| HN Mirror

Y	Hacker News new \| ask \| show \| jobs


	by pencildiver 961 days ago
	Scraper is built in Javascript and a Mongo database. Probably not the most scalable way to do it, but I found that all Shopify stores have a public JSON file available at [Base URL]/products.json. So found a list of stores, built a crawler to go store-by-store, and standardized the data on my end. Here's an example: https://www.wildfox.com/products.json

6 comments

bomewish 961 days ago

What’s the trade off using js for this? Would it have been much faster to use go or something?

link

fermisea 961 days ago

Oh nice, you deserve great things in life for this comment!

link

satvikpendem 961 days ago

How did you detect that it was a Shopify store?

link

capableweb 961 days ago

Not OP but:

"Has the site a /products.json file?" is a good first check :) And if it does, "Does that format match with the format a Shopify store?" is another good followup question.

link

xp84 961 days ago

There are lots of telltale endpoints that you could just HEAD for a 200 vs 404. Or even just the products.json itself is a pretty good giveaway.

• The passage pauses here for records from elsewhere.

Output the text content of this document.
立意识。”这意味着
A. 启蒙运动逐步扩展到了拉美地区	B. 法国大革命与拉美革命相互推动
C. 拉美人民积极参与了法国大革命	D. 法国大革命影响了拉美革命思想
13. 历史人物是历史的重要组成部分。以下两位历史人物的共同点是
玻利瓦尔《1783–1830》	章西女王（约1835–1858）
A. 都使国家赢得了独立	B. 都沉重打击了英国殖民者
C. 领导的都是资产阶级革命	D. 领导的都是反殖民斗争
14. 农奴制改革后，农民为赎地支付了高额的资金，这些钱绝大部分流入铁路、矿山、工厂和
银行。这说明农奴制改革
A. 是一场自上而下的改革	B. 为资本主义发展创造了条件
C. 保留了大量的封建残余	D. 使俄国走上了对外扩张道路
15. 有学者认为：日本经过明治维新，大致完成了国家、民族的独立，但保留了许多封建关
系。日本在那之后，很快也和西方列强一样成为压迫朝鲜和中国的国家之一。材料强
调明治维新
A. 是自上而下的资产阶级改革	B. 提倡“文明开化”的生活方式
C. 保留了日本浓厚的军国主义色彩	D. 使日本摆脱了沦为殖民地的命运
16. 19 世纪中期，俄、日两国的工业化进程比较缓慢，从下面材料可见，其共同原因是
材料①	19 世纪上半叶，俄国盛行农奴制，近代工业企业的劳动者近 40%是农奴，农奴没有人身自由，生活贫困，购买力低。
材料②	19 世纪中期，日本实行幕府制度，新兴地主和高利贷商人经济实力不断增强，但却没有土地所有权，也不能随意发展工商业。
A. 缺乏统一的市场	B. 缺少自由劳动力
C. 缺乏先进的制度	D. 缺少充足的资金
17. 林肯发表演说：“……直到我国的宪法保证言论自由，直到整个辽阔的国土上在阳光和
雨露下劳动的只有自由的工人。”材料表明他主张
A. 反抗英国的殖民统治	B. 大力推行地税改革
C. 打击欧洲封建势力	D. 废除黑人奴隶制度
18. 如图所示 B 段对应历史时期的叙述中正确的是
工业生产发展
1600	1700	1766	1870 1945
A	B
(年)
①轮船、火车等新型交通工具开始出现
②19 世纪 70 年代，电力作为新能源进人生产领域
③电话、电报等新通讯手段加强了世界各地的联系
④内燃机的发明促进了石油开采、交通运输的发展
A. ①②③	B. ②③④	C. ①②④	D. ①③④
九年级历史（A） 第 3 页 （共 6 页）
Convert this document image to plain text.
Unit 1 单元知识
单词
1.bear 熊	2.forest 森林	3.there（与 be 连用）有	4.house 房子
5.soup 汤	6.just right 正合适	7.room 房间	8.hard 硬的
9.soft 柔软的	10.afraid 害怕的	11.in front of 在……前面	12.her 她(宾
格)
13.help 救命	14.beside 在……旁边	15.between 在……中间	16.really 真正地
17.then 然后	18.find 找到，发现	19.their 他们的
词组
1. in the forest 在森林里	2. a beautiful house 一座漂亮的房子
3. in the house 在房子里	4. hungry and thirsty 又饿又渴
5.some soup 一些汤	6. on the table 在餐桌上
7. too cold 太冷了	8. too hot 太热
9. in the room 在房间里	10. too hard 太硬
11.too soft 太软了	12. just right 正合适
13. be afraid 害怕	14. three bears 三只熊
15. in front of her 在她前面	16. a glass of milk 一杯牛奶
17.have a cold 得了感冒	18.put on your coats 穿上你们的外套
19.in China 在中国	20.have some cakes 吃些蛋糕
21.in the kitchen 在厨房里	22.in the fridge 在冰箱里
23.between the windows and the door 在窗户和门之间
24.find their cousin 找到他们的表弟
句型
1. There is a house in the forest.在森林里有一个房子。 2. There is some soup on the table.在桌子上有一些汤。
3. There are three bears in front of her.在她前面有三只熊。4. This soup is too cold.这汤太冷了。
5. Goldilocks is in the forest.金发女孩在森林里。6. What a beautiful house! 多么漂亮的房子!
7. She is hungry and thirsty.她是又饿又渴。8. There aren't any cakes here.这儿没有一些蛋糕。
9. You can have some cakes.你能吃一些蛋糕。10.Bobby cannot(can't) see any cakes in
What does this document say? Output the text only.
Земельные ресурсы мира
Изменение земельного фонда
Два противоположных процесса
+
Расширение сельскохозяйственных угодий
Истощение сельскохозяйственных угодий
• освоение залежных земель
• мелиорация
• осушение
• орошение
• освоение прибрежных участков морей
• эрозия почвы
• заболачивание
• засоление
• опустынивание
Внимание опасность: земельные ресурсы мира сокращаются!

Or an even better way I’ve done in the past (to check which competitor’s platform a list of prospects is using in bulk) is just to use the DNS — a Shopify shop will be CNAMEd to a certain Shopify hostname.

link

8372049 961 days ago

In another comment, OP wrote:

> Bought an initial list of 2m stores for a few hundred dollars from a website called "Built With". Think they are used for building sales outreach lists. Then narrowed down the focus to stores to US only and between $100k - $1m in revenue to keep the initial data set manageable (and the CPU / Storage costs reasonable).

link

satvikpendem 961 days ago

Ah, that makes more sense, I used BuiltWith before.

link

stef25 960 days ago

Looked in the source of a random Shopify store, there are 200+ occurrences of "shopify", that's a clue :)

link

qdequelen 960 days ago

Did you only get the schema.json?

link

awill88 961 days ago

Excellent work

link

thomasfromcdnjs 961 days ago

ooo that is a hot tip!

link